Let's say OPTIMIZED_SETUP_A780RDL3.smg is uploaded to bootloader and executed in memory. That's all for bootloader, the control is now given to the new loader. Then it downloads files:
OPTIMIZED_SETUP_A780CG15.smg: and overwrites /usr/setup mtd partition with this file
OPTIMIZED_SETUP_A780CG17.smg: according to this file patches some flash chip. "Patches" means changes some bits in specified locations of flash. I think this is flash chip containing BP firmware.

that's my guess

[mack]

I did understand you. Thanks.

What I meant is that once in place, this new setup unlocks certain features by just modifying some files in /usr/setup, so I extracted the /usr/setup cramfs from this firmware without actually flashing it, and mounted it over the old /usr/setup, and when I did that, it really unlocked the camera's "silent" setup option.

After it worked, I diff'ed the config files between the old and new /usr/setup, to see what changes unlocked the new features, so I can integrate them into my own setup rather than replacing it with the optimized one.

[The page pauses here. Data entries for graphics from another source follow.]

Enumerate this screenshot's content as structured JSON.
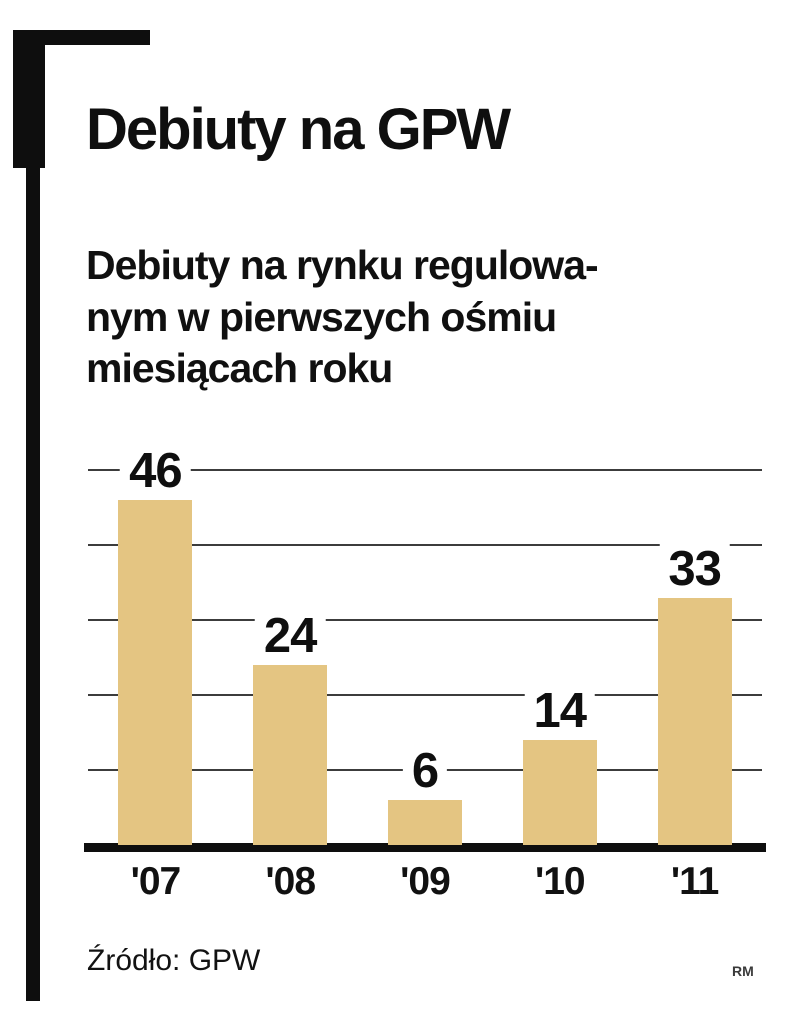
{
  "title": "Debiuty na GPW",
  "subtitle_lines": [
    "Debiuty na rynku regulowa-",
    "nym w pierwszych ośmiu",
    "miesiącach roku"
  ],
  "source": "Źródło: GPW",
  "credit": "RM",
  "colors": {
    "bar": "#e4c582",
    "axis": "#0e0e0e",
    "grid": "#3c3c3c"
  },
  "chart_data": {
    "type": "bar",
    "title": "Debiuty na GPW",
    "subtitle": "Debiuty na rynku regulowanym w pierwszych ośmiu miesiącach roku",
    "categories": [
      "'07",
      "'08",
      "'09",
      "'10",
      "'11"
    ],
    "values": [
      46,
      24,
      6,
      14,
      33
    ],
    "xlabel": "",
    "ylabel": "",
    "ylim": [
      0,
      50
    ],
    "gridlines": [
      10,
      20,
      30,
      40,
      50
    ],
    "grid": true,
    "legend": false,
    "source": "Źródło: GPW"
  }
}
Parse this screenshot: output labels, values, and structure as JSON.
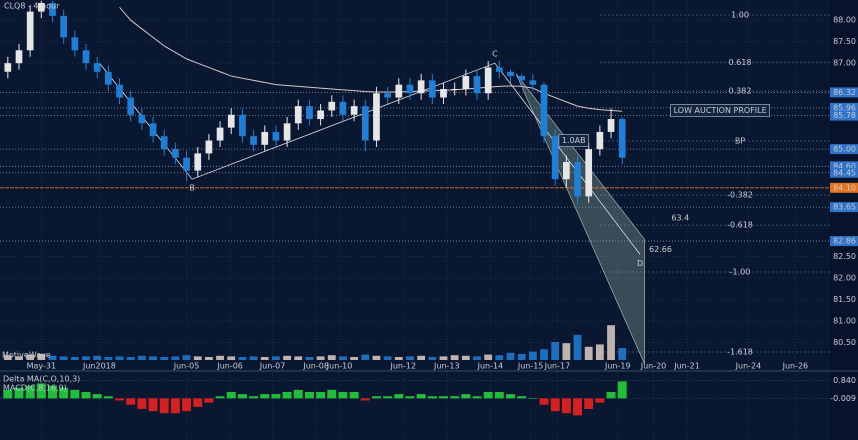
{
  "chart_data": [
    {
      "type": "candlestick",
      "title": "CLQ8 - 4 hour",
      "watermark": "MotiveWave",
      "open": [
        86.8,
        87.0,
        87.3,
        88.2,
        88.4,
        88.1,
        87.6,
        87.3,
        87.0,
        86.8,
        86.5,
        86.2,
        85.8,
        85.6,
        85.3,
        85.0,
        84.8,
        84.5,
        84.9,
        85.2,
        85.5,
        85.8,
        85.3,
        85.1,
        85.4,
        85.2,
        85.6,
        86.0,
        85.7,
        85.9,
        86.1,
        85.8,
        86.0,
        85.2,
        86.3,
        86.2,
        86.5,
        86.3,
        86.6,
        86.2,
        86.4,
        86.4,
        86.7,
        86.3,
        86.9,
        86.8,
        86.7,
        86.6,
        86.5,
        85.3,
        84.3,
        84.7,
        83.9,
        85.0,
        85.4,
        85.7
      ],
      "high": [
        87.15,
        87.45,
        88.35,
        88.45,
        88.45,
        88.25,
        87.75,
        87.45,
        87.15,
        86.95,
        86.65,
        86.35,
        85.95,
        85.75,
        85.45,
        85.15,
        84.95,
        85.05,
        85.35,
        85.65,
        85.95,
        85.95,
        85.45,
        85.55,
        85.55,
        85.75,
        86.15,
        86.15,
        86.05,
        86.25,
        86.25,
        86.15,
        86.15,
        86.45,
        86.45,
        86.65,
        86.65,
        86.75,
        86.75,
        86.55,
        86.55,
        86.85,
        86.85,
        87.05,
        87.05,
        86.85,
        86.75,
        86.75,
        86.55,
        85.45,
        84.85,
        84.85,
        85.15,
        85.55,
        85.95,
        85.75
      ],
      "low": [
        86.65,
        86.85,
        87.15,
        88.05,
        87.95,
        87.45,
        87.15,
        86.85,
        86.65,
        86.35,
        86.05,
        85.65,
        85.45,
        85.15,
        84.85,
        84.65,
        84.25,
        84.35,
        84.75,
        85.05,
        85.35,
        85.15,
        84.95,
        84.95,
        85.05,
        85.05,
        85.45,
        85.55,
        85.55,
        85.75,
        85.65,
        85.65,
        84.95,
        85.05,
        86.05,
        86.05,
        86.15,
        86.15,
        86.05,
        86.05,
        86.25,
        86.25,
        86.15,
        86.15,
        86.65,
        86.55,
        86.45,
        86.35,
        85.15,
        84.15,
        84.1,
        83.7,
        83.75,
        84.85,
        85.25,
        84.65
      ],
      "close": [
        87.0,
        87.3,
        88.2,
        88.4,
        88.1,
        87.6,
        87.3,
        87.0,
        86.8,
        86.5,
        86.2,
        85.8,
        85.6,
        85.3,
        85.0,
        84.8,
        84.5,
        84.9,
        85.2,
        85.5,
        85.8,
        85.3,
        85.1,
        85.4,
        85.2,
        85.6,
        86.0,
        85.7,
        85.9,
        86.1,
        85.8,
        86.0,
        85.2,
        86.3,
        86.2,
        86.5,
        86.3,
        86.6,
        86.2,
        86.4,
        86.4,
        86.7,
        86.3,
        86.9,
        86.8,
        86.7,
        86.6,
        86.5,
        85.3,
        84.3,
        84.7,
        83.9,
        85.0,
        85.4,
        85.7,
        84.8
      ],
      "up_color": "#e6e6e6",
      "down_color": "#1f7fd6",
      "moving_average": {
        "color": "#d8c6c6",
        "values": [
          null,
          null,
          null,
          null,
          null,
          null,
          null,
          null,
          null,
          null,
          88.3,
          88.0,
          87.8,
          87.6,
          87.4,
          87.25,
          87.1,
          87.0,
          86.9,
          86.8,
          86.7,
          86.65,
          86.6,
          86.55,
          86.5,
          86.48,
          86.46,
          86.44,
          86.42,
          86.4,
          86.38,
          86.36,
          86.34,
          86.33,
          86.33,
          86.33,
          86.34,
          86.35,
          86.36,
          86.37,
          86.38,
          86.4,
          86.42,
          86.44,
          86.46,
          86.47,
          86.46,
          86.42,
          86.3,
          86.2,
          86.1,
          86.0,
          85.95,
          85.92,
          85.9,
          85.88
        ]
      },
      "xlim": [
        -0.7,
        73.6
      ],
      "ylim": [
        79.86,
        88.47
      ],
      "xticks": [
        {
          "value": 3.0,
          "label": "May-31"
        },
        {
          "value": 8.2,
          "label": "Jun2018"
        },
        {
          "value": 16.0,
          "label": "Jun-05"
        },
        {
          "value": 19.9,
          "label": "Jun-06"
        },
        {
          "value": 23.7,
          "label": "Jun-07"
        },
        {
          "value": 27.6,
          "label": "Jun-08"
        },
        {
          "value": 29.7,
          "label": "Jun-10"
        },
        {
          "value": 35.4,
          "label": "Jun-12"
        },
        {
          "value": 39.3,
          "label": "Jun-13"
        },
        {
          "value": 43.2,
          "label": "Jun-14"
        },
        {
          "value": 46.8,
          "label": "Jun-15"
        },
        {
          "value": 49.2,
          "label": "Jun-17"
        },
        {
          "value": 54.6,
          "label": "Jun-19"
        },
        {
          "value": 57.8,
          "label": "Jun-20"
        },
        {
          "value": 60.8,
          "label": "Jun-21"
        },
        {
          "value": 66.3,
          "label": "Jun-24"
        },
        {
          "value": 70.5,
          "label": "Jun-26"
        }
      ],
      "yticks": [
        {
          "value": 88,
          "label": "88.00"
        },
        {
          "value": 87.5,
          "label": "87.50"
        },
        {
          "value": 87,
          "label": "87.00"
        },
        {
          "value": 82.5,
          "label": "82.50"
        },
        {
          "value": 82,
          "label": "82.00"
        },
        {
          "value": 81.5,
          "label": "81.50"
        },
        {
          "value": 81,
          "label": "81.00"
        },
        {
          "value": 80.5,
          "label": "80.50"
        }
      ],
      "levels": [
        {
          "value": 86.32,
          "label": "86.32",
          "color": "#2f74c8"
        },
        {
          "value": 85.96,
          "label": "85.96",
          "color": "#2f74c8"
        },
        {
          "value": 85.78,
          "label": "85.78",
          "color": "#2f74c8"
        },
        {
          "value": 85,
          "label": "85.00",
          "color": "#2f74c8"
        },
        {
          "value": 84.6,
          "label": "84.60",
          "color": "#2f74c8"
        },
        {
          "value": 84.45,
          "label": "84.45",
          "color": "#2f74c8"
        },
        {
          "value": 84.1,
          "label": "84.10",
          "color": "#e8731a"
        },
        {
          "value": 83.65,
          "label": "83.65",
          "color": "#2f74c8"
        },
        {
          "value": 82.86,
          "label": "82.86",
          "color": "#2f74c8"
        }
      ],
      "fib_levels": [
        {
          "label": "1.00",
          "price": 88.12
        },
        {
          "label": "0.618",
          "price": 87.02
        },
        {
          "label": "0.382",
          "price": 86.35
        },
        {
          "label": "BP",
          "price": 85.19
        },
        {
          "label": "-0.382",
          "price": 83.93
        },
        {
          "label": "-0.618",
          "price": 83.23
        },
        {
          "label": "-1.00",
          "price": 82.14
        },
        {
          "label": "-1.618",
          "price": 80.28
        }
      ],
      "pattern": [
        {
          "x": 8.2,
          "y": 87.0
        },
        {
          "label": "B",
          "x": 16.5,
          "y": 84.3
        },
        {
          "label": "C",
          "x": 43.6,
          "y": 87.0
        },
        {
          "label": "D",
          "x": 56.6,
          "y": 82.55
        }
      ],
      "projection": [
        [
          45.5,
          86.75
        ],
        [
          57.0,
          80.0
        ],
        [
          57.0,
          82.9
        ]
      ],
      "annotations": [
        {
          "text": "62.66",
          "x": 57.4,
          "y": 82.66
        },
        {
          "text": "63.4",
          "x": 59.4,
          "y": 83.4
        },
        {
          "text": "1.0AB",
          "x": 49.6,
          "y": 85.2,
          "boxed": true
        },
        {
          "text": "LOW AUCTION PROFILE",
          "x": 59.6,
          "y": 85.9,
          "boxed": true
        }
      ],
      "grid": true
    },
    {
      "type": "volume",
      "values": [
        8,
        6,
        9,
        10,
        7,
        6,
        5,
        6,
        7,
        5,
        6,
        5,
        7,
        6,
        5,
        6,
        8,
        6,
        5,
        7,
        6,
        5,
        6,
        5,
        6,
        7,
        6,
        5,
        6,
        8,
        6,
        5,
        9,
        7,
        6,
        5,
        6,
        7,
        5,
        6,
        8,
        7,
        6,
        9,
        8,
        12,
        10,
        14,
        18,
        30,
        28,
        42,
        22,
        26,
        58,
        20
      ],
      "ylim": [
        0,
        100
      ]
    },
    {
      "type": "histogram-osc",
      "title": "Delta MA(C,O,10,3)",
      "subtitle": "MACD(C,8,16,9)",
      "values": [
        0.4,
        0.5,
        0.6,
        0.7,
        0.6,
        0.5,
        0.4,
        0.3,
        0.2,
        0.1,
        -0.1,
        -0.3,
        -0.5,
        -0.6,
        -0.7,
        -0.7,
        -0.6,
        -0.4,
        -0.2,
        0.1,
        0.3,
        0.2,
        0.1,
        0.2,
        0.2,
        0.3,
        0.4,
        0.3,
        0.3,
        0.4,
        0.3,
        0.3,
        -0.1,
        0.1,
        0.1,
        0.2,
        0.1,
        0.2,
        0.1,
        0.1,
        0.1,
        0.2,
        0.1,
        0.3,
        0.3,
        0.2,
        0.1,
        0.0,
        -0.3,
        -0.6,
        -0.7,
        -0.8,
        -0.5,
        -0.2,
        0.3,
        0.8
      ],
      "positive_color": "#1fbf3a",
      "negative_color": "#d42020",
      "ylim": [
        -1.96,
        1.24
      ],
      "yticks": [
        {
          "value": 0.84,
          "label": "0.840"
        },
        {
          "value": -0.009,
          "label": "-0.009"
        }
      ]
    }
  ]
}
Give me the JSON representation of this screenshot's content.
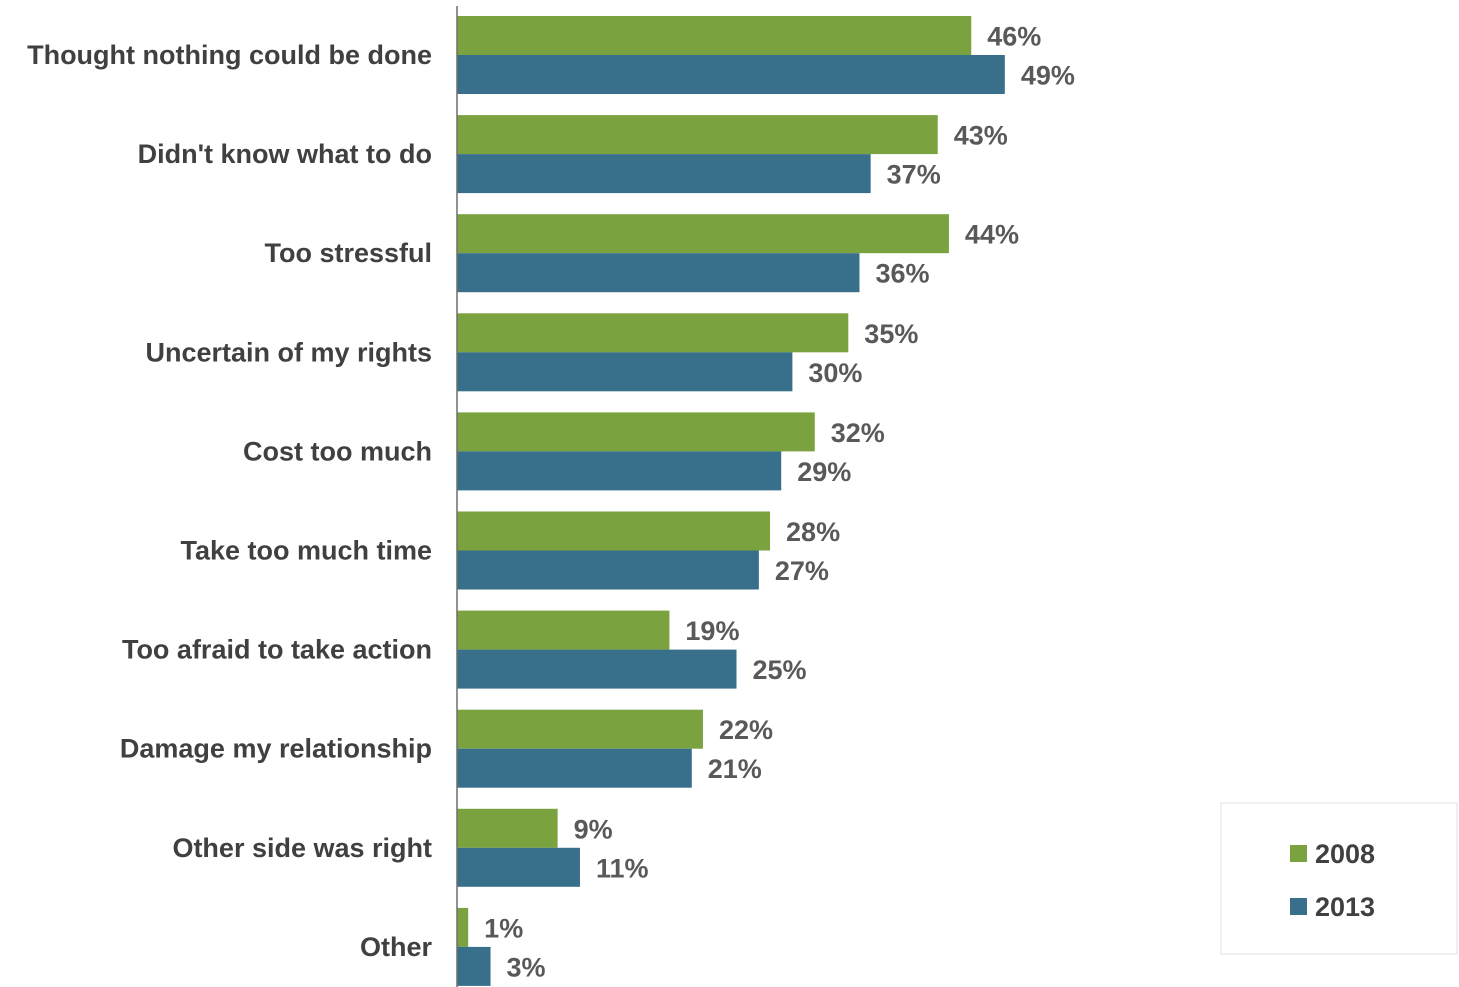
{
  "chart_data": {
    "type": "bar",
    "orientation": "horizontal",
    "title": "",
    "xlabel": "",
    "ylabel": "",
    "xlim": [
      0,
      51
    ],
    "grid": false,
    "legend_position": "bottom-right",
    "categories": [
      "Thought nothing could be done",
      "Didn't know what to do",
      "Too stressful",
      "Uncertain of my rights",
      "Cost too much",
      "Take too much time",
      "Too afraid to take action",
      "Damage my relationship",
      "Other side was right",
      "Other"
    ],
    "series": [
      {
        "name": "2008",
        "color": "#7aa23f",
        "values": [
          46,
          43,
          44,
          35,
          32,
          28,
          19,
          22,
          9,
          1
        ],
        "labels": [
          "46%",
          "43%",
          "44%",
          "35%",
          "32%",
          "28%",
          "19%",
          "22%",
          "9%",
          "1%"
        ]
      },
      {
        "name": "2013",
        "color": "#386f8a",
        "values": [
          49,
          37,
          36,
          30,
          29,
          27,
          25,
          21,
          11,
          3
        ],
        "labels": [
          "49%",
          "37%",
          "36%",
          "30%",
          "29%",
          "27%",
          "25%",
          "21%",
          "11%",
          "3%"
        ]
      }
    ]
  }
}
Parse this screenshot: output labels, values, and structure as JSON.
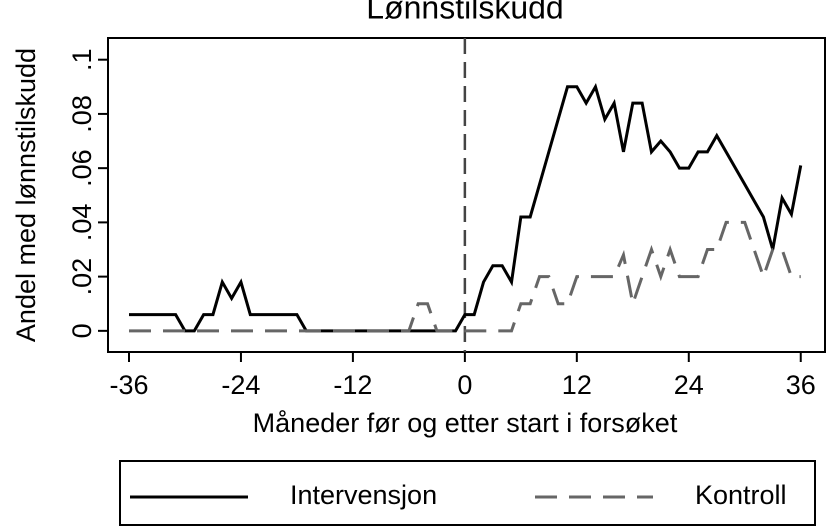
{
  "chart_data": {
    "type": "line",
    "title": "Lønnstilskudd",
    "x_label": "Måneder før og etter start i forsøket",
    "y_label": "Andel med lønnstilskudd",
    "x": [
      -36,
      -35,
      -34,
      -33,
      -32,
      -31,
      -30,
      -29,
      -28,
      -27,
      -26,
      -25,
      -24,
      -23,
      -22,
      -21,
      -20,
      -19,
      -18,
      -17,
      -16,
      -15,
      -14,
      -13,
      -12,
      -11,
      -10,
      -9,
      -8,
      -7,
      -6,
      -5,
      -4,
      -3,
      -2,
      -1,
      0,
      1,
      2,
      3,
      4,
      5,
      6,
      7,
      8,
      9,
      10,
      11,
      12,
      13,
      14,
      15,
      16,
      17,
      18,
      19,
      20,
      21,
      22,
      23,
      24,
      25,
      26,
      27,
      28,
      29,
      30,
      31,
      32,
      33,
      34,
      35,
      36
    ],
    "series": [
      {
        "name": "Intervensjon",
        "color": "#000000",
        "dash": "solid",
        "values": [
          0.006,
          0.006,
          0.006,
          0.006,
          0.006,
          0.006,
          0,
          0,
          0.006,
          0.006,
          0.018,
          0.012,
          0.018,
          0.006,
          0.006,
          0.006,
          0.006,
          0.006,
          0.006,
          0,
          0,
          0,
          0,
          0,
          0,
          0,
          0,
          0,
          0,
          0,
          0,
          0,
          0,
          0,
          0,
          0,
          0.006,
          0.006,
          0.018,
          0.024,
          0.024,
          0.018,
          0.042,
          0.042,
          0.054,
          0.066,
          0.078,
          0.09,
          0.09,
          0.084,
          0.09,
          0.078,
          0.084,
          0.066,
          0.084,
          0.084,
          0.066,
          0.07,
          0.066,
          0.06,
          0.06,
          0.066,
          0.066,
          0.072,
          0.066,
          0.06,
          0.054,
          0.048,
          0.042,
          0.03,
          0.049,
          0.043,
          0.061
        ]
      },
      {
        "name": "Kontroll",
        "color": "#666666",
        "dash": "dashed",
        "values": [
          0,
          0,
          0,
          0,
          0,
          0,
          0,
          0,
          0,
          0,
          0,
          0,
          0,
          0,
          0,
          0,
          0,
          0,
          0,
          0,
          0,
          0,
          0,
          0,
          0,
          0,
          0,
          0,
          0,
          0,
          0,
          0.01,
          0.01,
          0,
          0,
          0,
          0,
          0,
          0,
          0,
          0,
          0,
          0.01,
          0.01,
          0.02,
          0.02,
          0.01,
          0.01,
          0.02,
          0.02,
          0.02,
          0.02,
          0.02,
          0.028,
          0.01,
          0.02,
          0.03,
          0.02,
          0.03,
          0.02,
          0.02,
          0.02,
          0.03,
          0.03,
          0.04,
          0.04,
          0.04,
          0.03,
          0.02,
          0.03,
          0.03,
          0.02,
          0.02
        ]
      }
    ],
    "vline": 0,
    "xlim": [
      -38.25,
      38.6
    ],
    "xticks": [
      -36,
      -24,
      -12,
      0,
      12,
      24,
      36
    ],
    "ylim": [
      -0.0078,
      0.108
    ],
    "yticks": [
      0,
      {
        "value": 0.02,
        "label": ".02"
      },
      {
        "value": 0.04,
        "label": ".04"
      },
      {
        "value": 0.06,
        "label": ".06"
      },
      {
        "value": 0.08,
        "label": ".08"
      },
      {
        "value": 0.1,
        "label": ".1"
      }
    ],
    "legend": "bottom"
  }
}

I couldn't find anything related to the camera (or other new features) but I did see that the flexbits file changed, and its the only config file I know nothing about, so I guess these bits are used to control some interesting feature. I'll play with this file sometime and see what else it can enable.

Another thing I mentioned is that the optimized setup changes .policy in a way that allows the untrusted domain to do anything, which is a bit surprising. It makes sense for a debugging setup, but I'm afraid to use it on a system that runs third party jars.

And thanks for your explanation regarding RAM-based bootloader. Now I understand the process better.

[silvio]

using the new flex op[timized setup, the new option SIP appears.

If it is configured, the phone registers to the SIP server, but doesn't answer calls (returns 480 temporarily unavailable). Didn't find how to make outgoing calls yet, so can't check that.

btw, maybe its a good time to upgrade glibc and/or recompile open-source stuff ? That'd probably speed up the phone a bit.
Kernel recompile is a bit hard.
First option, of replacing the 2.4.20 with 2.4.31 or newer of the 2.4 family is problematic, since ezx is based on montavista's internal tree and not generic kernel tree.
Second option, replacing with 2.6 family is even more problematic, since whole lot of porting is needed, and from talks with moto, they don't expect e680i to live long enough to motivate 2.6 port. To reiterate, moto doesn't plan on porting e680/i to 2.6.
The new "mobilinux 4" platform, based on 2.6, will probably be used for some new phone, which will take time, apparently.

So, glibc 2.3.5 ? (no nptl of course, since no 2.6).

p.s. if anyone's interested, from a discussion with Toshiyuki Maeda, he plans on making a port of kml to arm, but since he's busy with his doctorate now, that's on hold indefinitely.

[jcav5]

I flashed my phone with this optimized flex, but I do not know how to disable the content subscription. Every few seconds I see percentage bar flash on my screen which I assume is the update for this content. I would like to get rid of it completely. Any help is appreciated.